Didn't come to that problem yet.

> 
>> 3. To make things finer, one might be able to define replacement
>> formattings like "I don't want underline, but use bold-italics instead"
>> to make sure imported texts from the people who use their text
>> processors like a typewriter will still look acceptable in your layout
>> under Scribus.
> 
> This won't work. Scribus _can_ import manual formatting, like underline, strikethrough, coloured, even fake small caps etc. But, as said above, if there are fake italics or bold fonts used in a file, there have to be real font italic and bold faces available. Plus, you should ask the OO.o developers to make sure the correct PostScript name of a font is saved in an ODT file.
> 
> If Scribus imports only text without formatting from an SXW or ODT file, you probably checked "Import Text Only" in the "Get Text" dialog.


What I usually do is not to check any of the options but just let the
text come in as plain as possible. Scribus will invent a lot of
additional paragraph styles for the text, ok, they can be deleted later.

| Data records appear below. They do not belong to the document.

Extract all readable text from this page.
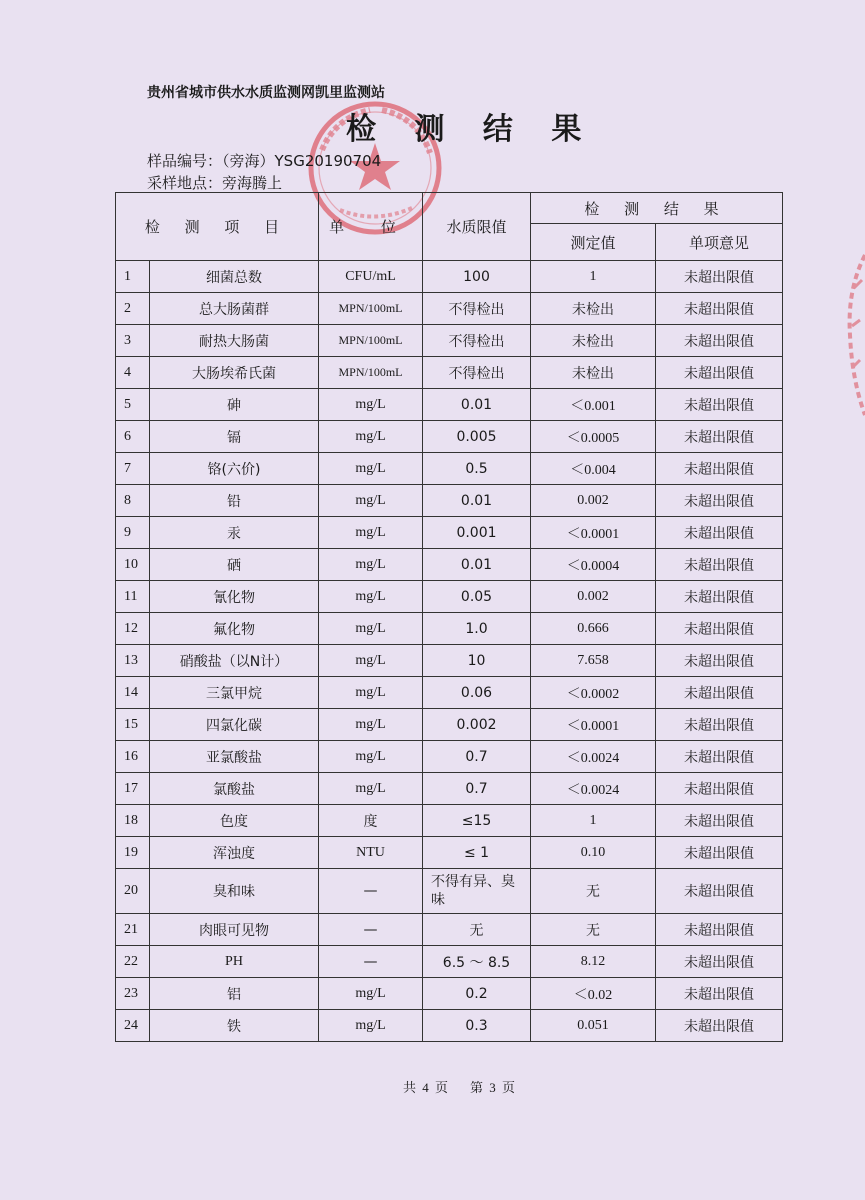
贵州省城市供水水质监测网凯里监测站
检 测 结 果
样品编号：（旁海）YSG20190704
采样地点：旁海腾上
检 测 项 目		单 位	水质限值	检 测 结 果	
				测定值	单项意见
1	细菌总数	CFU/mL	100	1	未超出限值
2	总大肠菌群	MPN/100mL	不得检出	未检出	未超出限值
3	耐热大肠菌	MPN/100mL	不得检出	未检出	未超出限值
4	大肠埃希氏菌	MPN/100mL	不得检出	未检出	未超出限值
5	砷	mg/L	0.01	＜0.001	未超出限值
6	镉	mg/L	0.005	＜0.0005	未超出限值
7	铬(六价)	mg/L	0.5	＜0.004	未超出限值
8	铅	mg/L	0.01	0.002	未超出限值
9	汞	mg/L	0.001	＜0.0001	未超出限值
10	硒	mg/L	0.01	＜0.0004	未超出限值
11	氰化物	mg/L	0.05	0.002	未超出限值
12	氟化物	mg/L	1.0	0.666	未超出限值
13	硝酸盐（以N计）	mg/L	10	7.658	未超出限值
14	三氯甲烷	mg/L	0.06	＜0.0002	未超出限值
15	四氯化碳	mg/L	0.002	＜0.0001	未超出限值
16	亚氯酸盐	mg/L	0.7	＜0.0024	未超出限值
17	氯酸盐	mg/L	0.7	＜0.0024	未超出限值
18	色度	度	≤15	1	未超出限值
19	浑浊度	NTU	≤ 1	0.10	未超出限值
20	臭和味	—	不得有异、臭味	无	未超出限值
21	肉眼可见物	—	无	无	未超出限值
22	PH	—	6.5 ～ 8.5	8.12	未超出限值
23	铝	mg/L	0.2	＜0.02	未超出限值
24	铁	mg/L	0.3	0.051	未超出限值
共 4 页 第 3 页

Then I open the text in the editor, mark it completely and give it a
uniform paragraph style, "Text" or so. I switch back into layout to see
what the text looks like, if it needs more frames etc. Then I start with
the more specialised paragraph styles such as "Over Heading", "Heading",
"Under Heading", "Introduction", "1st Paragraph", "Intermediate Heading"
etc. Maybe the frames have to be adapted a bit.

The last step then is to go through the original text and look for hard
formattings like the ones I mentioned before, and to replace the fonts
accordingly. This is the step I meant, and I meant the text editor. Of
course, this was partly directed to the developers.